O Santander apontou que fatores externos, como tarifas comerciais dos Estados Unidos, podem afetar o crescimento econômico. O banco também notou que os investidores estão mudando seu foco para mercados emergentes, como o Brasil, que tem uma baixa dependência do comércio com os EUA. No Brasil, o Banco Central indicou que pode parar de cortar juros devido a preocupações com a inflação.
Entre os resultados positivos, o Itaú reportou um lucro de R$ 10,9 bilhões, um aumento de 16% em relação ao ano anterior. A Ambev e frigoríficos como JBS também tiveram bons resultados. Por outro lado, setores como Óleo e Gás e Saúde enfrentaram dificuldades, com a Petrobras e a Hapvida apresentando resultados abaixo do esperado, refletindo a instabilidade do mercado e desafios operacionais.
Os resultados financeiros do quarto trimestre de 2024 (4T24) das empresas do Ibovespa mostraram uma perda de tração em relação ao trimestre anterior, com crescimento de 5% nas receitas e queda de 14% no lucro antes de juros, impostos, depreciação e amortização (Ebitda). O lucro por ação (EPS) recuou 34% em comparação ao mesmo período do ano anterior. Excluindo as empresas de commodities, o cenário foi mais positivo, com alta de 12% em receita e 14% no EPS, embora ainda abaixo do desempenho do terceiro trimestre.
O Banco Safra classificou o 4T24 como o pior do ano em termos de lucro consolidado, com receitas subindo apenas 1,3% e lucro líquido caindo 61,1% em relação ao 4T23. Sem as gigantes de commodities, as receitas melhoraram, mas o lucro ainda caiu 14,7% abaixo do esperado.
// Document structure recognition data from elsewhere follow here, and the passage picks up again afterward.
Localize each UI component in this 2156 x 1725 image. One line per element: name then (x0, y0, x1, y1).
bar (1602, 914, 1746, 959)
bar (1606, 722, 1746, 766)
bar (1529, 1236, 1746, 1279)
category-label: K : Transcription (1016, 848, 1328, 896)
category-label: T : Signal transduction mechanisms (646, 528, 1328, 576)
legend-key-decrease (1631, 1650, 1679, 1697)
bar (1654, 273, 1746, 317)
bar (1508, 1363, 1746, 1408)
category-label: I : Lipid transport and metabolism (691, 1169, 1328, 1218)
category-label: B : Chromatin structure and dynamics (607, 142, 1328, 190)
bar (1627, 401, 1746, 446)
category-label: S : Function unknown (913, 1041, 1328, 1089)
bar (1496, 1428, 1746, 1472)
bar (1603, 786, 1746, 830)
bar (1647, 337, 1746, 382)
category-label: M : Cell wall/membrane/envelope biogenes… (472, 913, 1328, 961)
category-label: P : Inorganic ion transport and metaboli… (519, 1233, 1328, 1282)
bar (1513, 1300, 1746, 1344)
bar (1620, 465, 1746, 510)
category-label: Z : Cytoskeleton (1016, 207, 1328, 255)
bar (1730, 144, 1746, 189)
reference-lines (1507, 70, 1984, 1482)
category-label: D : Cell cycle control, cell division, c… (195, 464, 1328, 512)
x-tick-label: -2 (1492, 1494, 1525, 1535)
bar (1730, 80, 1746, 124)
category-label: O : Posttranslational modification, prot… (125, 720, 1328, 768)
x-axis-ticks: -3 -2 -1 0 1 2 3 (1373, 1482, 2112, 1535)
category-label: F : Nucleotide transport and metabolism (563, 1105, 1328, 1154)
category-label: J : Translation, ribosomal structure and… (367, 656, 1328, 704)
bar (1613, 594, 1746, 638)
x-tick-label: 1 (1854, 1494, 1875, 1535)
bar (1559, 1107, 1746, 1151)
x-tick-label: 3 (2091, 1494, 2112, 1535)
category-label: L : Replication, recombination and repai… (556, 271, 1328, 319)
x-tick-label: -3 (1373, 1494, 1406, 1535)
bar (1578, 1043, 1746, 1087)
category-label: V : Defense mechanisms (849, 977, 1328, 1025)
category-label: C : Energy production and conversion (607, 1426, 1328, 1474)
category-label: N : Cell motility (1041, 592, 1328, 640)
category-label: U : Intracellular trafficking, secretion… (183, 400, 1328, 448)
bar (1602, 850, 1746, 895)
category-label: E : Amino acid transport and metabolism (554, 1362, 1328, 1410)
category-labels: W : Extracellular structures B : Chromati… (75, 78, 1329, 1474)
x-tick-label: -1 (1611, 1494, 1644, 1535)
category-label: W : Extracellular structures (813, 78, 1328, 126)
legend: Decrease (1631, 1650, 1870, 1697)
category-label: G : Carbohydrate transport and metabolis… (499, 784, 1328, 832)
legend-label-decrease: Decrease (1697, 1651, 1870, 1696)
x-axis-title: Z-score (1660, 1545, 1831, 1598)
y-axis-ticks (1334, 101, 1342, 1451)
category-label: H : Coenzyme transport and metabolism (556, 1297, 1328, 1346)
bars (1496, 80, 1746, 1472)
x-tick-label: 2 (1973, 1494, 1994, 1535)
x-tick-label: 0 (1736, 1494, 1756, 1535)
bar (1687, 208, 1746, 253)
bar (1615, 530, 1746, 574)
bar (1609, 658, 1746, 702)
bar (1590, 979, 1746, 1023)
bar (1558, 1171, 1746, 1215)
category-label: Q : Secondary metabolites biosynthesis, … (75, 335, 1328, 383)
Nove dos dezesseis setores analisados apresentaram crescimento de lucro, destacando alimentos, bebidas e serviços financeiros como os mais resilientes.
A análise do Santander destacou a pressão externa, especialmente devido a tarifas comerciais dos Estados Unidos, que podem impactar o crescimento do PIB norte-americano. O banco também observou uma rotação de investimentos em direção a mercados emergentes, como o Brasil, que se beneficia de uma baixa exposição comercial aos EUA. No cenário interno, o Banco Central sinalizou a possibilidade de interromper cortes de juros, refletindo preocupações com a inflação.
Entre os destaques positivos, o Itaú (ITUB4) reportou lucro líquido recorrente de R$ 10,9 bilhões, um aumento de 16% em relação ao ano anterior. A Ambev (ABEV3) e frigoríficos como JBS (JBSS3) também apresentaram resultados sólidos. Em contrapartida, setores como Óleo e Gás e Saúde enfrentaram dificuldades, com a Petrobras (PETR4) e a Hapvida (HAPV3) reportando resultados abaixo do esperado, refletindo a volatilidade do mercado e desafios operacionais.